Falcosoft wrote on 2025-05-27, 17:19:
swaaye wrote on 2025-05-27, 17:06:
JC was making hardware obsolete with the best of them back in the day, even with supremely optimized code.
Yeah, low level (over?) optimized code is usually microarchitecture specific. Like in case of Quake 1/2 that were optimized specifically for the Pentium's pipelined FPU that made contemporary Cyrix CPUs obsoltete...
Back in the day Carmack and even Microsoft would have multiple code paths depending on feature support.
Eg Windows xp required an instruction from a pentium, but 2k and NT would use if it existed, or take the longer path if it didn't.
Chgcmp something like that. Someone patched xp to support 486s not that long ago.
One thing that might be interesting is how Ai affects compiler optimisation of code.

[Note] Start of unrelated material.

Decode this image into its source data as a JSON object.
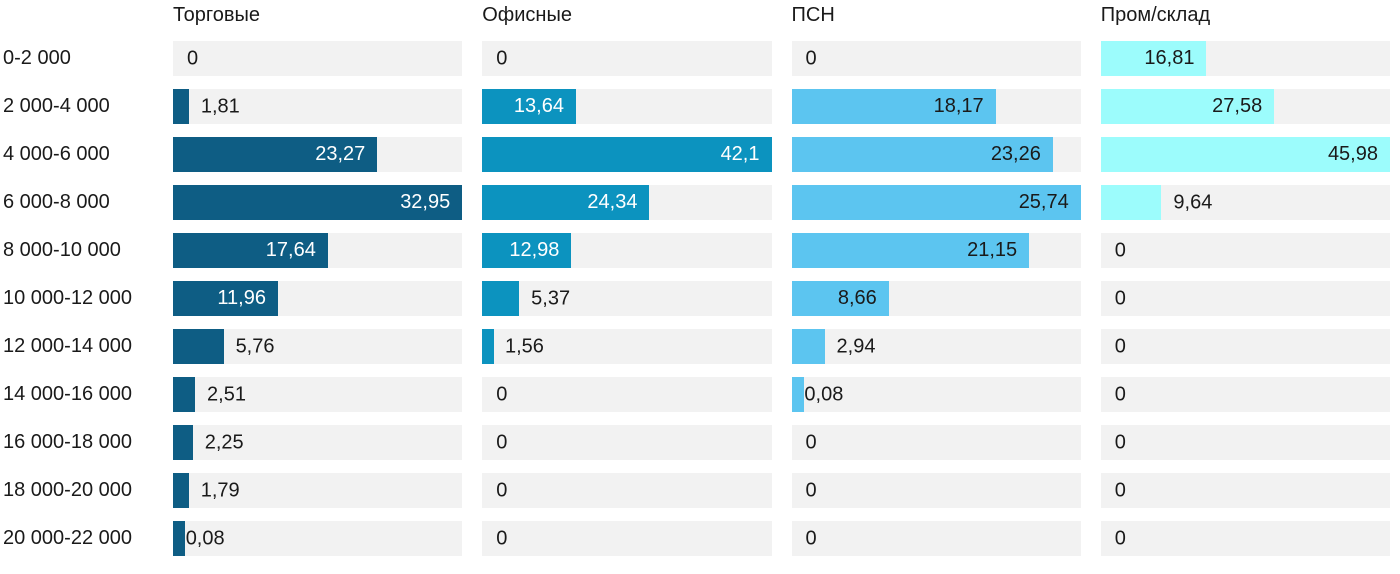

Compiling might be a bit of a circular process instead of one and done.
Ie, you hit compile, and there could be a dozen ways to get working code, and you basically just hope the compiler gets it right, but it lacks real understanding of which code is the most used.
The "main stream" as it were.
Presumably, someone will build an AI that profiles the code during runtime, and loops back to test recompiled variants before settling on a fixed binary. It should also make these alternate branches like avx2 vs no avx2 more automatic and optimal.
It matters because even though it doesn't really get much attention, processors spend a lot of, if not most of their time on logistics, not math.
Load this memory, save this memory, send this memory.
The biggest hitters in optimisation tend to be noticed in the logistics, rather than the selecting of the perfect algorithm (though they tend to go hand in hand).
It's a math factory with production lines. It is more efficient to load one piece of paper and do multiple calculations on it than to load a new page for every calculation.
If you have a good idea of which code is most used, and therefore which memory is most important, you can tweak the order of the code like a flowchart - where the chart is arranged around the main path with the lesser used branches off to the side.
Load the main path into cache, and it is super fast. Have the exact same process organised differently and it keeps having to load new parts, slowing the whole factory down.